Brexit vote does not spell end of EU, insists Italian PM
The Brexit vote is not the end for the EU, Italian Prime Minister Matteo Renzi has pledged as he held talks with his German and French counterparts on the future of the European project.
Smaller EU countries, such as Ireland, weren't involved in the gathering of the Eurozone's three big economies, although all 27 remaining member states will gather for an informal summit next month in Slovakia.
Mr Renzi hosted German Chancellor Angela Merkel and French President François Hollande off the coast of Naples, on an island where two Italian intellectuals wrote a manifesto in the wake of World War II calling for European political integration.
The political fallout from the Brexit vote enjoyed a brief lull over August after the frenzied activity that saw the unveiling of a new British Prime Minister, a new Cabinet and a shake-up in Whitehall.
The symbolic meeting yesterday of the three leaders on the island of Ventotene begins the groundwork for an informal summit of all European nations, bar the UK, in Bratislava next month, where the future of the European Union post-Brexit will be discussed.
Following their meeting, the three leaders addressed the press on an Italian aircraft carrier, where Mr Hollande acknowledged the vote in the UK on June 23 had led to uncertainty.
He said Europe could have a future of "unity and cohesion" but warned EU leaders and citizens against retreating into nationalism.
Mr Renzi said Brexit was not the end of the European Union. "A lot of people thought that after Brexit, it would be over for Europe.

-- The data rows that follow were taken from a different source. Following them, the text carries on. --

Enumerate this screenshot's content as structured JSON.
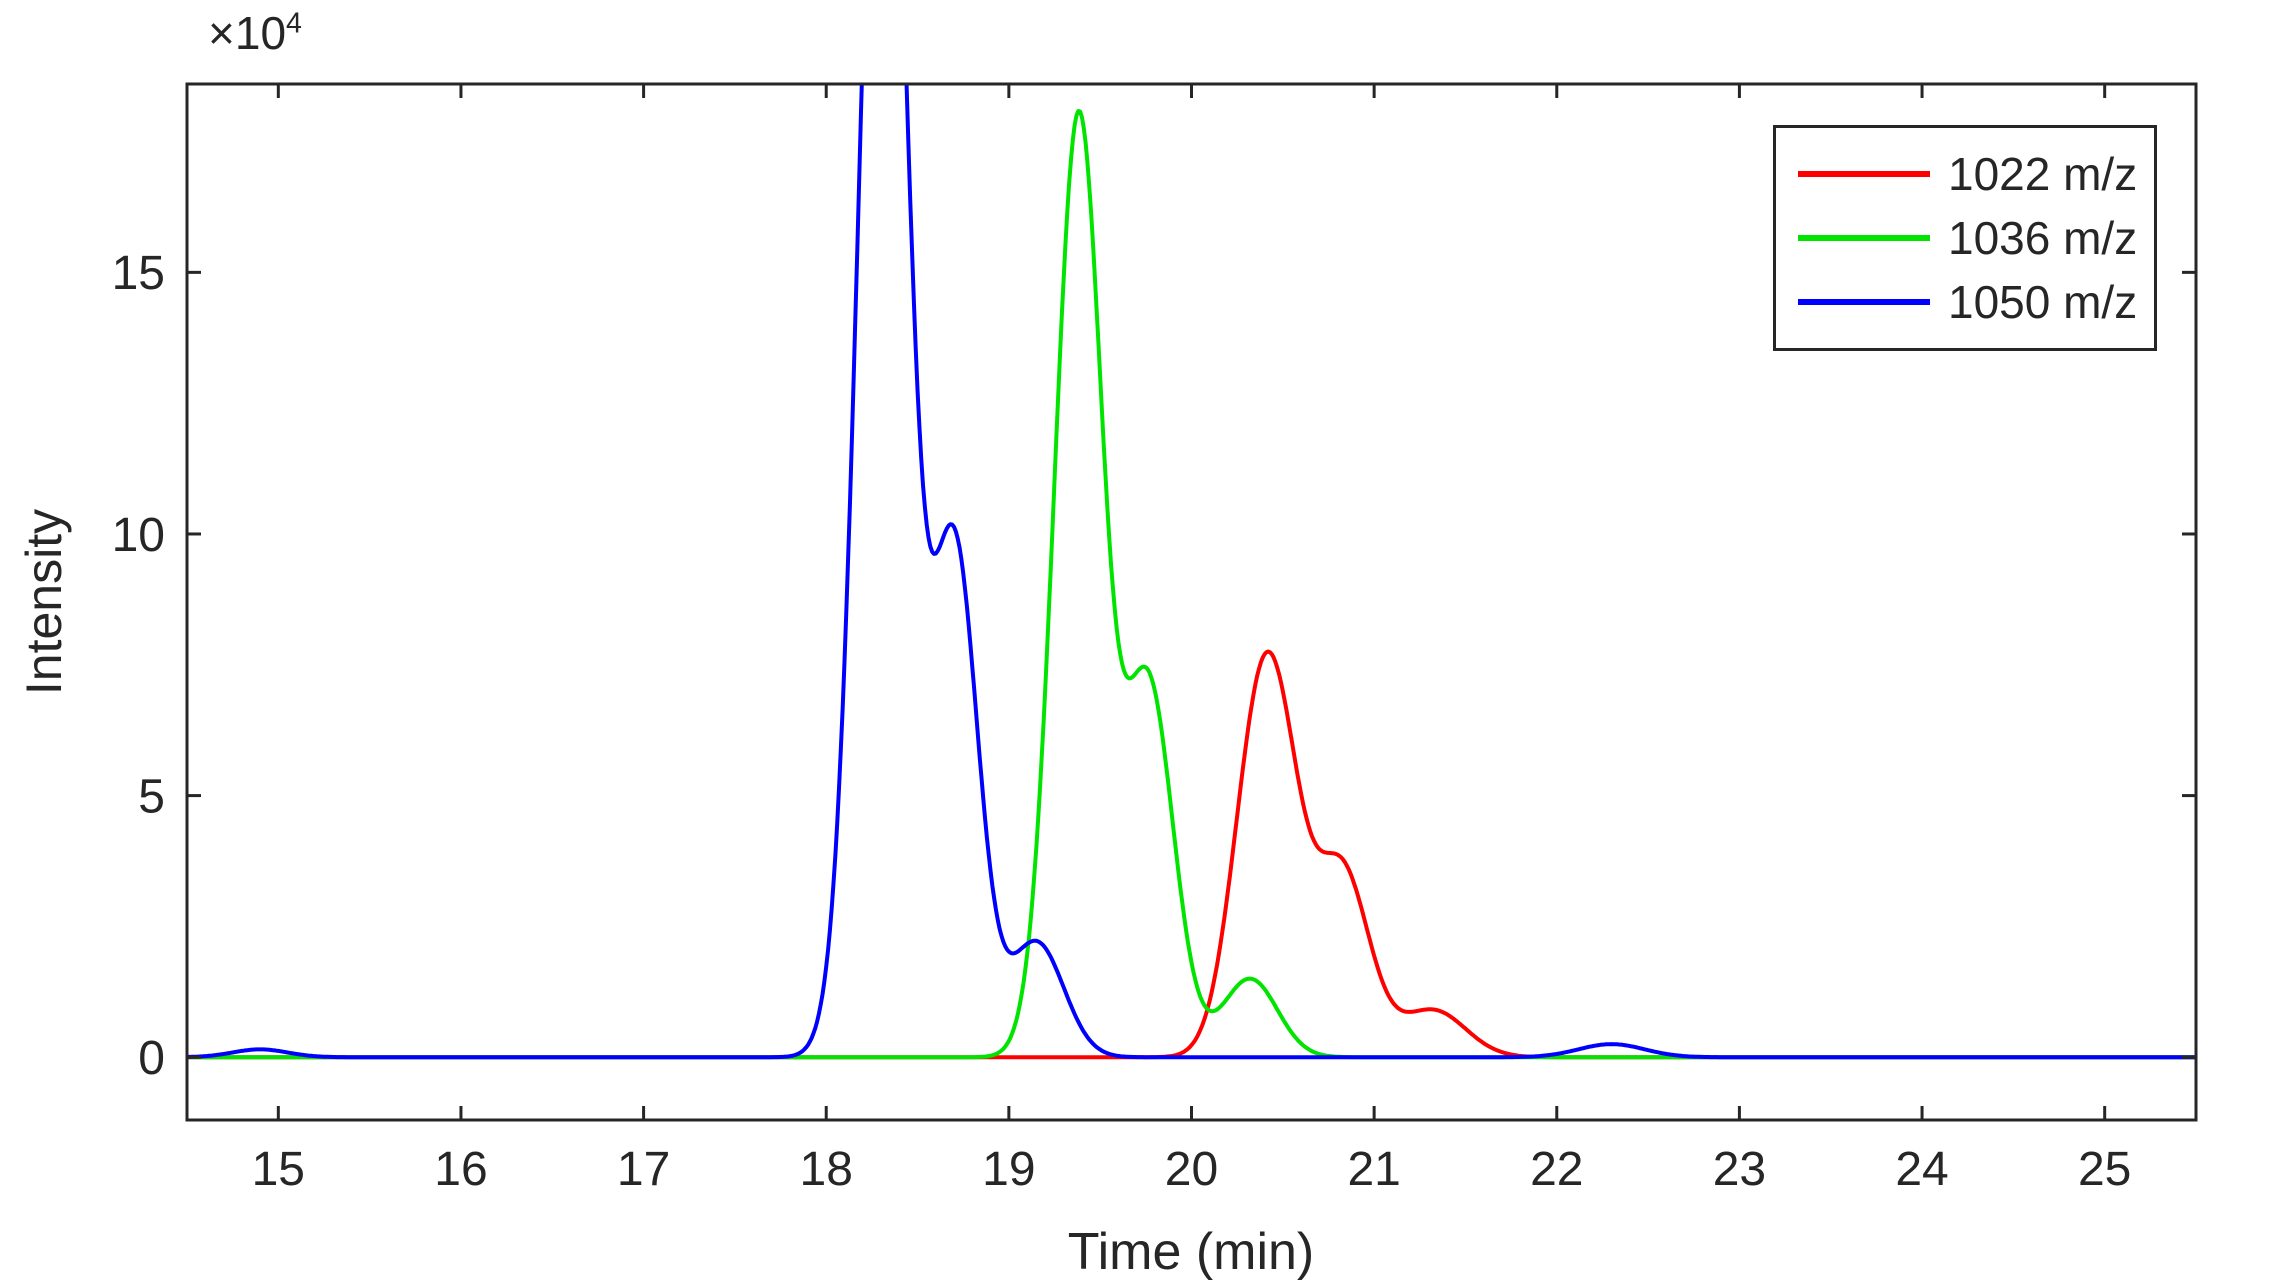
{
  "figure": {
    "background": "#ffffff",
    "frame_color": "#262626",
    "text_color": "#262626"
  },
  "axis": {
    "x_label": "Time (min)",
    "y_label": "Intensity",
    "exponent_base": "×10",
    "exponent_power": "4"
  },
  "chart_data": {
    "type": "line",
    "title": "",
    "xlabel": "Time (min)",
    "ylabel": "Intensity",
    "xlim": [
      14.5,
      25.5
    ],
    "ylim_e4": [
      -1.2,
      18.6
    ],
    "xticks": [
      15,
      16,
      17,
      18,
      19,
      20,
      21,
      22,
      23,
      24,
      25
    ],
    "yticks_e4": [
      0,
      5,
      10,
      15
    ],
    "y_multiplier": 10000,
    "grid": false,
    "legend_position": "top-right",
    "line_width": 4,
    "series": [
      {
        "name": "1022 m/z",
        "color": "#ff0000",
        "peaks": [
          {
            "center": 20.35,
            "amplitude_e4": 5.2,
            "sigma": 0.14
          },
          {
            "center": 20.5,
            "amplitude_e4": 3.7,
            "sigma": 0.13
          },
          {
            "center": 20.82,
            "amplitude_e4": 3.6,
            "sigma": 0.15
          },
          {
            "center": 21.32,
            "amplitude_e4": 0.9,
            "sigma": 0.18
          }
        ]
      },
      {
        "name": "1036 m/z",
        "color": "#00e400",
        "peaks": [
          {
            "center": 19.35,
            "amplitude_e4": 11.1,
            "sigma": 0.13
          },
          {
            "center": 19.42,
            "amplitude_e4": 7.5,
            "sigma": 0.12
          },
          {
            "center": 19.76,
            "amplitude_e4": 7.2,
            "sigma": 0.14
          },
          {
            "center": 20.32,
            "amplitude_e4": 1.5,
            "sigma": 0.15
          }
        ]
      },
      {
        "name": "1050 m/z",
        "color": "#0000ff",
        "peaks": [
          {
            "center": 18.3,
            "amplitude_e4": 17.6,
            "sigma": 0.135
          },
          {
            "center": 18.33,
            "amplitude_e4": 10.6,
            "sigma": 0.12
          },
          {
            "center": 18.7,
            "amplitude_e4": 9.8,
            "sigma": 0.13
          },
          {
            "center": 19.15,
            "amplitude_e4": 2.2,
            "sigma": 0.15
          },
          {
            "center": 14.9,
            "amplitude_e4": 0.15,
            "sigma": 0.15
          },
          {
            "center": 22.3,
            "amplitude_e4": 0.25,
            "sigma": 0.18
          }
        ]
      }
    ]
  }
}
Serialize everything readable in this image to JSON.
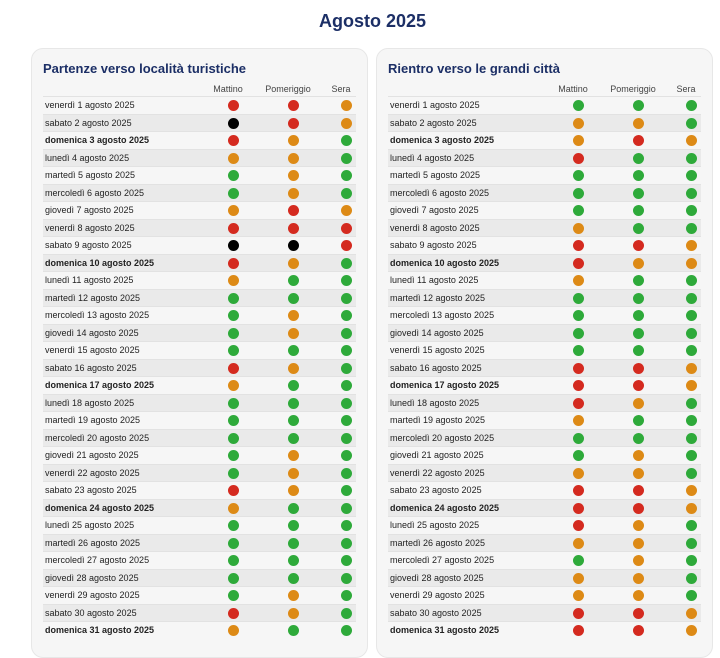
{
  "page": {
    "title": "Agosto 2025"
  },
  "columns": [
    "Mattino",
    "Pomeriggio",
    "Sera"
  ],
  "colors": {
    "green": "#2eaa3a",
    "orange": "#dd8a16",
    "red": "#d42a1f",
    "black": "#000000"
  },
  "panels": [
    {
      "title": "Partenze verso località turistiche",
      "rows": [
        {
          "date": "venerdì 1 agosto 2025",
          "bold": false,
          "m": "red",
          "p": "red",
          "s": "orange"
        },
        {
          "date": "sabato 2 agosto 2025",
          "bold": false,
          "m": "black",
          "p": "red",
          "s": "orange"
        },
        {
          "date": "domenica 3 agosto 2025",
          "bold": true,
          "m": "red",
          "p": "orange",
          "s": "green"
        },
        {
          "date": "lunedì 4 agosto 2025",
          "bold": false,
          "m": "orange",
          "p": "orange",
          "s": "green"
        },
        {
          "date": "martedì 5 agosto 2025",
          "bold": false,
          "m": "green",
          "p": "orange",
          "s": "green"
        },
        {
          "date": "mercoledì 6 agosto 2025",
          "bold": false,
          "m": "green",
          "p": "orange",
          "s": "green"
        },
        {
          "date": "giovedì 7 agosto 2025",
          "bold": false,
          "m": "orange",
          "p": "red",
          "s": "orange"
        },
        {
          "date": "venerdì 8 agosto 2025",
          "bold": false,
          "m": "red",
          "p": "red",
          "s": "red"
        },
        {
          "date": "sabato 9 agosto 2025",
          "bold": false,
          "m": "black",
          "p": "black",
          "s": "red"
        },
        {
          "date": "domenica 10 agosto 2025",
          "bold": true,
          "m": "red",
          "p": "orange",
          "s": "green"
        },
        {
          "date": "lunedì 11 agosto 2025",
          "bold": false,
          "m": "orange",
          "p": "green",
          "s": "green"
        },
        {
          "date": "martedì 12 agosto 2025",
          "bold": false,
          "m": "green",
          "p": "green",
          "s": "green"
        },
        {
          "date": "mercoledì 13 agosto 2025",
          "bold": false,
          "m": "green",
          "p": "orange",
          "s": "green"
        },
        {
          "date": "giovedì 14 agosto 2025",
          "bold": false,
          "m": "green",
          "p": "orange",
          "s": "green"
        },
        {
          "date": "venerdì 15 agosto 2025",
          "bold": false,
          "m": "green",
          "p": "green",
          "s": "green"
        },
        {
          "date": "sabato 16 agosto 2025",
          "bold": false,
          "m": "red",
          "p": "orange",
          "s": "green"
        },
        {
          "date": "domenica 17 agosto 2025",
          "bold": true,
          "m": "orange",
          "p": "green",
          "s": "green"
        },
        {
          "date": "lunedì 18 agosto 2025",
          "bold": false,
          "m": "green",
          "p": "green",
          "s": "green"
        },
        {
          "date": "martedì 19 agosto 2025",
          "bold": false,
          "m": "green",
          "p": "green",
          "s": "green"
        },
        {
          "date": "mercoledì 20 agosto 2025",
          "bold": false,
          "m": "green",
          "p": "green",
          "s": "green"
        },
        {
          "date": "giovedì 21 agosto 2025",
          "bold": false,
          "m": "green",
          "p": "orange",
          "s": "green"
        },
        {
          "date": "venerdì 22 agosto 2025",
          "bold": false,
          "m": "green",
          "p": "orange",
          "s": "green"
        },
        {
          "date": "sabato 23 agosto 2025",
          "bold": false,
          "m": "red",
          "p": "orange",
          "s": "green"
        },
        {
          "date": "domenica 24 agosto 2025",
          "bold": true,
          "m": "orange",
          "p": "green",
          "s": "green"
        },
        {
          "date": "lunedì 25 agosto 2025",
          "bold": false,
          "m": "green",
          "p": "green",
          "s": "green"
        },
        {
          "date": "martedì 26 agosto 2025",
          "bold": false,
          "m": "green",
          "p": "green",
          "s": "green"
        },
        {
          "date": "mercoledì 27 agosto 2025",
          "bold": false,
          "m": "green",
          "p": "green",
          "s": "green"
        },
        {
          "date": "giovedì 28 agosto 2025",
          "bold": false,
          "m": "green",
          "p": "green",
          "s": "green"
        },
        {
          "date": "venerdì 29 agosto 2025",
          "bold": false,
          "m": "green",
          "p": "orange",
          "s": "green"
        },
        {
          "date": "sabato 30 agosto 2025",
          "bold": false,
          "m": "red",
          "p": "orange",
          "s": "green"
        },
        {
          "date": "domenica 31 agosto 2025",
          "bold": true,
          "m": "orange",
          "p": "green",
          "s": "green"
        }
      ]
    },
    {
      "title": "Rientro verso le grandi città",
      "rows": [
        {
          "date": "venerdì 1 agosto 2025",
          "bold": false,
          "m": "green",
          "p": "green",
          "s": "green"
        },
        {
          "date": "sabato 2 agosto 2025",
          "bold": false,
          "m": "orange",
          "p": "orange",
          "s": "green"
        },
        {
          "date": "domenica 3 agosto 2025",
          "bold": true,
          "m": "orange",
          "p": "red",
          "s": "orange"
        },
        {
          "date": "lunedì 4 agosto 2025",
          "bold": false,
          "m": "red",
          "p": "green",
          "s": "green"
        },
        {
          "date": "martedì 5 agosto 2025",
          "bold": false,
          "m": "green",
          "p": "green",
          "s": "green"
        },
        {
          "date": "mercoledì 6 agosto 2025",
          "bold": false,
          "m": "green",
          "p": "green",
          "s": "green"
        },
        {
          "date": "giovedì 7 agosto 2025",
          "bold": false,
          "m": "green",
          "p": "green",
          "s": "green"
        },
        {
          "date": "venerdì 8 agosto 2025",
          "bold": false,
          "m": "orange",
          "p": "green",
          "s": "green"
        },
        {
          "date": "sabato 9 agosto 2025",
          "bold": false,
          "m": "red",
          "p": "red",
          "s": "orange"
        },
        {
          "date": "domenica 10 agosto 2025",
          "bold": true,
          "m": "red",
          "p": "orange",
          "s": "orange"
        },
        {
          "date": "lunedì 11 agosto 2025",
          "bold": false,
          "m": "orange",
          "p": "green",
          "s": "green"
        },
        {
          "date": "martedì 12 agosto 2025",
          "bold": false,
          "m": "green",
          "p": "green",
          "s": "green"
        },
        {
          "date": "mercoledì 13 agosto 2025",
          "bold": false,
          "m": "green",
          "p": "green",
          "s": "green"
        },
        {
          "date": "giovedì 14 agosto 2025",
          "bold": false,
          "m": "green",
          "p": "green",
          "s": "green"
        },
        {
          "date": "venerdì 15 agosto 2025",
          "bold": false,
          "m": "green",
          "p": "green",
          "s": "green"
        },
        {
          "date": "sabato 16 agosto 2025",
          "bold": false,
          "m": "red",
          "p": "red",
          "s": "orange"
        },
        {
          "date": "domenica 17 agosto 2025",
          "bold": true,
          "m": "red",
          "p": "red",
          "s": "orange"
        },
        {
          "date": "lunedì 18 agosto 2025",
          "bold": false,
          "m": "red",
          "p": "orange",
          "s": "green"
        },
        {
          "date": "martedì 19 agosto 2025",
          "bold": false,
          "m": "orange",
          "p": "green",
          "s": "green"
        },
        {
          "date": "mercoledì 20 agosto 2025",
          "bold": false,
          "m": "green",
          "p": "green",
          "s": "green"
        },
        {
          "date": "giovedì 21 agosto 2025",
          "bold": false,
          "m": "green",
          "p": "orange",
          "s": "green"
        },
        {
          "date": "venerdì 22 agosto 2025",
          "bold": false,
          "m": "orange",
          "p": "orange",
          "s": "green"
        },
        {
          "date": "sabato 23 agosto 2025",
          "bold": false,
          "m": "red",
          "p": "red",
          "s": "orange"
        },
        {
          "date": "domenica 24 agosto 2025",
          "bold": true,
          "m": "red",
          "p": "red",
          "s": "orange"
        },
        {
          "date": "lunedì 25 agosto 2025",
          "bold": false,
          "m": "red",
          "p": "orange",
          "s": "green"
        },
        {
          "date": "martedì 26 agosto 2025",
          "bold": false,
          "m": "orange",
          "p": "orange",
          "s": "green"
        },
        {
          "date": "mercoledì 27 agosto 2025",
          "bold": false,
          "m": "green",
          "p": "orange",
          "s": "green"
        },
        {
          "date": "giovedì 28 agosto 2025",
          "bold": false,
          "m": "orange",
          "p": "orange",
          "s": "green"
        },
        {
          "date": "venerdì 29 agosto 2025",
          "bold": false,
          "m": "orange",
          "p": "orange",
          "s": "green"
        },
        {
          "date": "sabato 30 agosto 2025",
          "bold": false,
          "m": "red",
          "p": "red",
          "s": "orange"
        },
        {
          "date": "domenica 31 agosto 2025",
          "bold": true,
          "m": "red",
          "p": "red",
          "s": "orange"
        }
      ]
    }
  ]
}
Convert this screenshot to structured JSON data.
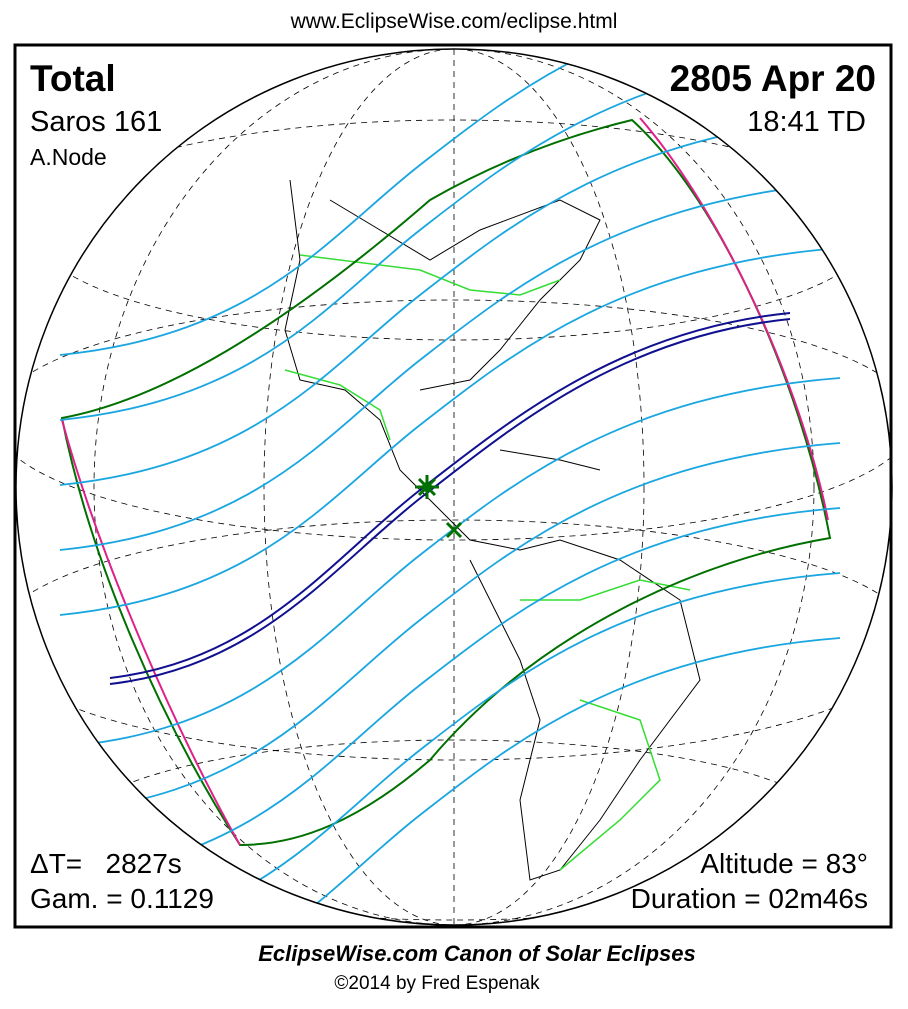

That's not the case," Mr Renzi said.
The Italian prime minister said European leaders wanted to write a new chapter for the EU.
European Council president Donald Tusk will visit Dublin next month for Brexit-related talks with Mr Kenny, ahead of the informal summit in Bratislava. Mr Tusk will meet with Mr Kenny, before flying to London for talks with Ms May, as part of a tour of European capitals.
The Bratislava summit is due to take place on September 16 to discuss European reform in the wake of the Brexit vote.
Ahead of the meeting, Mr Renzi said Europe needed to invest in defence, education and culture while breaking free of bureaucratic rules.